Shard of Inovar is an icon-driven adventure. Most of the previous icon-driven efforts have been pretty unsuccessful. Choosing whether and what to Take, Drop, Examine or whatever by whizzing around the screen highlighting icons representing the command takes at least as long as typing Get Frog, or whatever.

The clever stuff in Shard works like this. You move around the usual grim magical landscape using icon commands but when you come across something interesting eg The evil tower of Domjax (Domestos and Ajax) and the text screen says 'Ahead rises the evil Tower of Domjax' - you choose the Examine icon, another text window says 'Examine the ..', then you highlight the word from the descriptive text using a cursor and check out the tower. Since it is almost always the descriptive text for a location that tells you that there might be something to investigate this is an obvious but very effective idea. Can't think why nobody thought of it before.

There are graphics for most locations but they occupy less than a quarter of the screen and are little more than decoration.

Rated purely in terms of difficulty of puzzles and inventiveness. Shard of Inovar also scores highly. From the start location it takes only about three paces in any of the available compass directions before you're in deep trouble. And some of it is not only deep but squishy too!

I hated the blurb, the plot is utterly tedious, but Shard of Inovar has some good puzzles and some genuinely original command input ideas.

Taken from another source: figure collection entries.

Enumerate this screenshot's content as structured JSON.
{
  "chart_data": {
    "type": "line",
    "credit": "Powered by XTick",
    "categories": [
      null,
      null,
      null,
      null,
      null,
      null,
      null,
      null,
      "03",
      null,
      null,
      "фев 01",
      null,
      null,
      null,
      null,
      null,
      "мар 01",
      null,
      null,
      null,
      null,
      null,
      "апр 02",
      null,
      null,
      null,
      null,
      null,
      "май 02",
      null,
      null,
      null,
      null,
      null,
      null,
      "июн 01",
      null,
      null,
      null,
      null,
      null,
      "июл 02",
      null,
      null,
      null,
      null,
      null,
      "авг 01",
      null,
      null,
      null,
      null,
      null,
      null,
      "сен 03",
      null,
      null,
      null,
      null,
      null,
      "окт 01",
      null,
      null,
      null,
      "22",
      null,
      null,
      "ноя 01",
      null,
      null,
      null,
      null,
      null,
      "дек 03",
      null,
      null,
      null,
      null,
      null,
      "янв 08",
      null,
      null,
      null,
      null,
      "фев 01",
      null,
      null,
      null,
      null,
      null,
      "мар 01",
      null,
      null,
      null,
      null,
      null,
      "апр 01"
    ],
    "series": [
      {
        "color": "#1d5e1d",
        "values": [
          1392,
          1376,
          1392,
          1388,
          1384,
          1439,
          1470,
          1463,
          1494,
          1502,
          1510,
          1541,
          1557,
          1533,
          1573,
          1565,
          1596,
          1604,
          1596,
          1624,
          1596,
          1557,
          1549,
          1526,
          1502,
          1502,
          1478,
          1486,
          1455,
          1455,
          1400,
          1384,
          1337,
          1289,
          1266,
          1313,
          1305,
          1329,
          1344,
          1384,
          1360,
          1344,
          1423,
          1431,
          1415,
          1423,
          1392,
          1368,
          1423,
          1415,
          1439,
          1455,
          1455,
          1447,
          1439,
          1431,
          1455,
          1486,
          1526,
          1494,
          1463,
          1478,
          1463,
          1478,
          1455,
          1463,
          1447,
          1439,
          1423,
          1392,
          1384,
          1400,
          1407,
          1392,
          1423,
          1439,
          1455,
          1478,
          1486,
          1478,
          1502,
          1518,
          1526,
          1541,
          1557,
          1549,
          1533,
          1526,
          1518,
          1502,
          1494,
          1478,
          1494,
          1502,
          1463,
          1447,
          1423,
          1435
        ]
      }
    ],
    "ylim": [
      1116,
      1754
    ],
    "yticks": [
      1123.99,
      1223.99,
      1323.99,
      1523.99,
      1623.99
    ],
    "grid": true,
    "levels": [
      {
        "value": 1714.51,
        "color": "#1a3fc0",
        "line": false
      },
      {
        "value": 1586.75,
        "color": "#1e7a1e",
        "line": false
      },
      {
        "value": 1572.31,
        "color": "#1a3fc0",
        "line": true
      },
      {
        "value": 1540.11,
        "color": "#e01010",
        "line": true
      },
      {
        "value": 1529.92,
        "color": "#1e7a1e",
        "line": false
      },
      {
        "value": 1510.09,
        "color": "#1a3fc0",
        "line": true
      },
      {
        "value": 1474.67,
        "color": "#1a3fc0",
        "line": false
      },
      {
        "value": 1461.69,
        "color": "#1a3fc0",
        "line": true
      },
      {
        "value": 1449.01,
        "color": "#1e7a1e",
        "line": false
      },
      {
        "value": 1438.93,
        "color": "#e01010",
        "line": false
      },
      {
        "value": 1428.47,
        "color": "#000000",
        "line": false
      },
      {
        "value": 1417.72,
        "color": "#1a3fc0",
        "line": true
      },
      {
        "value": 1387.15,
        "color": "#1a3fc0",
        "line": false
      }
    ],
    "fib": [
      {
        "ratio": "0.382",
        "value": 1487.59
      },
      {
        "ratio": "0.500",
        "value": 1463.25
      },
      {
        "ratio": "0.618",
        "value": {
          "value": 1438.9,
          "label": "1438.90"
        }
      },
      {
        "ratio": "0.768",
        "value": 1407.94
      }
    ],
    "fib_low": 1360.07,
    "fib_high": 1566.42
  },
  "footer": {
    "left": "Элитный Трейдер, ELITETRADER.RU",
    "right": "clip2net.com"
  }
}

On budget it's definitely a goodie.


REVIEW BY: Graham Taylor

Blurb: PROGRAMMERS Clive Wilson and Les Hogarth are the team responsible for Shard Of Inovar. They have worked together creating adventures for Mastertronic since 1985. Softography: Se-Kaa of Assiah (Mastertronic, 1985), Zzzz (Mastertronic, 1986), Kobyash Naru (Mastertronic, 1987)

Overall8/10
Summary: Budget adventure with lot's of good points including tricky puzzles and an inventive icon command system.